Illinois’ biometric privacy law has created liability regime - GulfToday

Illinois’ biometric privacy law has created liability regime

Representational image.

Representational image.

Jim Harper, Tribune News Service

The Illinois Supreme Court recently issued a ruling that exposes the White Castle burger chain to as much as $17 billion in liability because it didn’t get explicit permission from employees to use biometric controls on its time clocks and computers. But don’t blame the courts for the burger joint’s legal costs. The Illinois legislature’s early and aggressive move to regulate technology in the name of privacy ignored time-honored requirements like proportionality. It’s a lesson for other states and for Congress, which should not follow Illinois’ lead.

Statutes of limitations keep stale controversies out of the courts. In defending against the charge that it violated the rights of some 9,500 current and former employees by using biometric controls without their explicit permission, White Castle has argued that the lead plaintiff in the case took more than a decade to complain. If the offense is getting access to her fingerprint data contrary to the rules in the Illinois Biometric Information Privacy Act, it happened too long ago for her to sue. But Latrina Cothron, a Chicago-based White Castle manager, argues that White Castle committed a new offense with each collection of her fingerprint in the absence of the specific agreement the Illinois statute requires.

The court decided that she is right. It reads the statute as creating a new offense every time an employee’s biometric is collected. Every single workday, sometimes multiple times per day.

If that’s true about when Cothron’s complaints accrue, it’s true as to how many offenses White Castle has committed. White Castle may have collected millions of fingerprint scans across its stores in Illinois. The state legislature set out “liquidated damages” of $1,000 to $5,000 for each violation. That means many billions of dollars in potential liability for White Castle.

Were Cothron and her White Castle colleagues harmed by the gathering of their fingerprints? Not in any real sense. There’s no suggestion in the case that they have suffered emotionally or financially or that their biometric data has been compromised or used wrongly. The only thing White Castle has done is fail to get Cothron’s explicit permission, a paperwork violation. To protect privacy in that very small sense, or perhaps to thwart unknown risks of using biometrics, the Illinois legislature created a massive liability regime.
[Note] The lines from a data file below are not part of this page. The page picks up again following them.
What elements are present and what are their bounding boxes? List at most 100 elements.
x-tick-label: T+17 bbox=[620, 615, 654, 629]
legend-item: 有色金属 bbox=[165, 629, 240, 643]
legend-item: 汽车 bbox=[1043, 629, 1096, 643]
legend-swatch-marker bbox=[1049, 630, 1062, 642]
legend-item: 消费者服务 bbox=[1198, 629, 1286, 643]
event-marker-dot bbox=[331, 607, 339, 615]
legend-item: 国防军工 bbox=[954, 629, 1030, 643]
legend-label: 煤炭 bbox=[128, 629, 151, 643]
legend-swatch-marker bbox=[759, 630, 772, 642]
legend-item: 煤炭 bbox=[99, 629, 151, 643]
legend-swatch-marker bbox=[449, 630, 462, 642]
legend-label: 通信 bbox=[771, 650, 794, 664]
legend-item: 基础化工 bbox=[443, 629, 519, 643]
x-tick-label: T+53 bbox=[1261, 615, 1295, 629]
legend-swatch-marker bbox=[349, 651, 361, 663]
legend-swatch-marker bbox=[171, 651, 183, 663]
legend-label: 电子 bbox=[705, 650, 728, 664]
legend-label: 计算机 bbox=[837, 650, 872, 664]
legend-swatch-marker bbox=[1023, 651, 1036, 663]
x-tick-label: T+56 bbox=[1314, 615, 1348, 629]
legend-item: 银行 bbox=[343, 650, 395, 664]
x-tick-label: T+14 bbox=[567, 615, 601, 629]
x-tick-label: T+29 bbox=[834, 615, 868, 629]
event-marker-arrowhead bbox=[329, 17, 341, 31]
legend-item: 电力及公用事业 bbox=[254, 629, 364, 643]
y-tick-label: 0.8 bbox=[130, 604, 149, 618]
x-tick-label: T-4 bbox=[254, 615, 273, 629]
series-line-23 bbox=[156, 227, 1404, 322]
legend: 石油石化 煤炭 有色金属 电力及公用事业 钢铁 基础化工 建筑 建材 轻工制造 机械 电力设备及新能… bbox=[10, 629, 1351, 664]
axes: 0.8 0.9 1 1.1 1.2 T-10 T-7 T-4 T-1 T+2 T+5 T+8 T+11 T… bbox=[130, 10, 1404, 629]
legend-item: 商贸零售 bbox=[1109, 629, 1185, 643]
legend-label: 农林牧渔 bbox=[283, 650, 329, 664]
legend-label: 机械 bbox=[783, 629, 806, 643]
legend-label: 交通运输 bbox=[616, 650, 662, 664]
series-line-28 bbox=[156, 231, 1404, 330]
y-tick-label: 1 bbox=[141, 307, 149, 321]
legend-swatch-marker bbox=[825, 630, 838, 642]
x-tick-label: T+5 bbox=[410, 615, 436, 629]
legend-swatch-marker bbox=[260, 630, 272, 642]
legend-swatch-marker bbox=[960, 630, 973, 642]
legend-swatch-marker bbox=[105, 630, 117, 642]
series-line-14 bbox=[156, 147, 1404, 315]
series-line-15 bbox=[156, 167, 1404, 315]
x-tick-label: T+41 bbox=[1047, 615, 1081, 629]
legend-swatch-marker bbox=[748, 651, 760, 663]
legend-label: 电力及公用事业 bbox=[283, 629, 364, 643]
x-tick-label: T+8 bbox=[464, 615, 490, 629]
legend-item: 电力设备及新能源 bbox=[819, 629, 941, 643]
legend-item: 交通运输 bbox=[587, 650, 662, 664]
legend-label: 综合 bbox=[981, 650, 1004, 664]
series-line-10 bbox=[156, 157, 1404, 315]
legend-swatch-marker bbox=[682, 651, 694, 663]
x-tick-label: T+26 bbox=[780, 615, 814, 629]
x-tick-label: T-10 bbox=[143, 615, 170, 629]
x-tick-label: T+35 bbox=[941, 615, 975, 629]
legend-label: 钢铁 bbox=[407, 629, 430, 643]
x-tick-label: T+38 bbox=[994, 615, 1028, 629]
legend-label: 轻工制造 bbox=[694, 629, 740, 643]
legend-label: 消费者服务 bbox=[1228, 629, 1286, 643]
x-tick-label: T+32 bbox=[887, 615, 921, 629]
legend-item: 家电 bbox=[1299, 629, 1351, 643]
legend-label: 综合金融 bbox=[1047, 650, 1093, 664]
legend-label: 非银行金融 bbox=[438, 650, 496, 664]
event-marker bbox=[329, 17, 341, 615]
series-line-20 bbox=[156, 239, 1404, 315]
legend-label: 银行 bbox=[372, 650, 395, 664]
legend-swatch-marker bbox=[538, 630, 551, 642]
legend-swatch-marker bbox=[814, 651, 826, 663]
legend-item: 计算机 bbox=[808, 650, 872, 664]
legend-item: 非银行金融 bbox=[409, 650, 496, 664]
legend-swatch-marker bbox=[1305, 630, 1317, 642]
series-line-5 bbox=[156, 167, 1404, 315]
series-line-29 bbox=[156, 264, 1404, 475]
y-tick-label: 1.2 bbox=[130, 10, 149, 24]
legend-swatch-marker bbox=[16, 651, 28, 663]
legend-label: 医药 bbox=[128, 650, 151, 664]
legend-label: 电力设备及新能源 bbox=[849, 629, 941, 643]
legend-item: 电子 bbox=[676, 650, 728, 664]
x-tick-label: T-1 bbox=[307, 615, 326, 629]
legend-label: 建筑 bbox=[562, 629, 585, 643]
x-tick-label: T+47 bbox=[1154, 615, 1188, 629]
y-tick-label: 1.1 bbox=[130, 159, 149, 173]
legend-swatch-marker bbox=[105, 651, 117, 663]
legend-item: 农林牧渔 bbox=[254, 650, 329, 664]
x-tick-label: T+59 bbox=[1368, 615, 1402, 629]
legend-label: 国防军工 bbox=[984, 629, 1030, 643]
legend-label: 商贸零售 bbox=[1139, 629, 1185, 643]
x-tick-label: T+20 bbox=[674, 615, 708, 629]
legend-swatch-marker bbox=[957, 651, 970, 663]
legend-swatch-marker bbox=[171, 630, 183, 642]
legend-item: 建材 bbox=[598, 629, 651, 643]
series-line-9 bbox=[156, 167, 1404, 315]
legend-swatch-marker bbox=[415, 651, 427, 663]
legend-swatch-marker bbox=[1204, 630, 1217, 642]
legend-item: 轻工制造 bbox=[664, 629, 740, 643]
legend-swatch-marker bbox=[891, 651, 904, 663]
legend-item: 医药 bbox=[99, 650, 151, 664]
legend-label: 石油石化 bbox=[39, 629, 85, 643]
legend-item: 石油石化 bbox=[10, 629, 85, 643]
It doesn’t have to be this way.

The American law alternative, which doesn’t require legislation at all, is requiring compensation for wrongs that cause harm. If White Castle permitted a breach of biometric data and that resulted in economic losses, for example, White Castle should rightly fork over for it. General liability rules like that allow society to carefully tune the balance between new technologies that may secure a business’s data and systems, as in this case, and the privacy and security risks they entail. But in their urgency to get technology “under control,” many advocates and legislatures are arguing for heavy penalties even where no harm or damage can be shown. That rings of the “precautionary principle,” preferred in Europe, which says that new processes and products can’t be used unless they are first proved safe.

Banning new technology or hemming in its use with heavy paperwork penalties cuts off avenues of innovation and economic growth. We would all like more security and privacy, but these things are traded off for other goods we like, including inexpensive burgers.

The Illinois Supreme Court pointed out in its opinion that there are several ways the actual damage award against White Castle may be curtailed. One’s immediate instincts are that liability controls should kick in so that any award is just. But doing that would tell legislators in Illinois, and those in other states looking on, that their excesses don’t have any political costs.

Maybe Illinoisans should pay double for their burgers or lose access to them altogether. Maybe they should ask their legislators just what they were thinking when they set White Castle up for a multibillion-dollar paperwork penalty.

Passage of the Illinois Biometric Information Privacy Act made the Land of Lincoln a “leader” in regulating biometrics. But it’s an example other states have not followed, for good reason.

The difficult work of balancing multidimensional values like privacy against new uses of technology is not done with sledgehammers.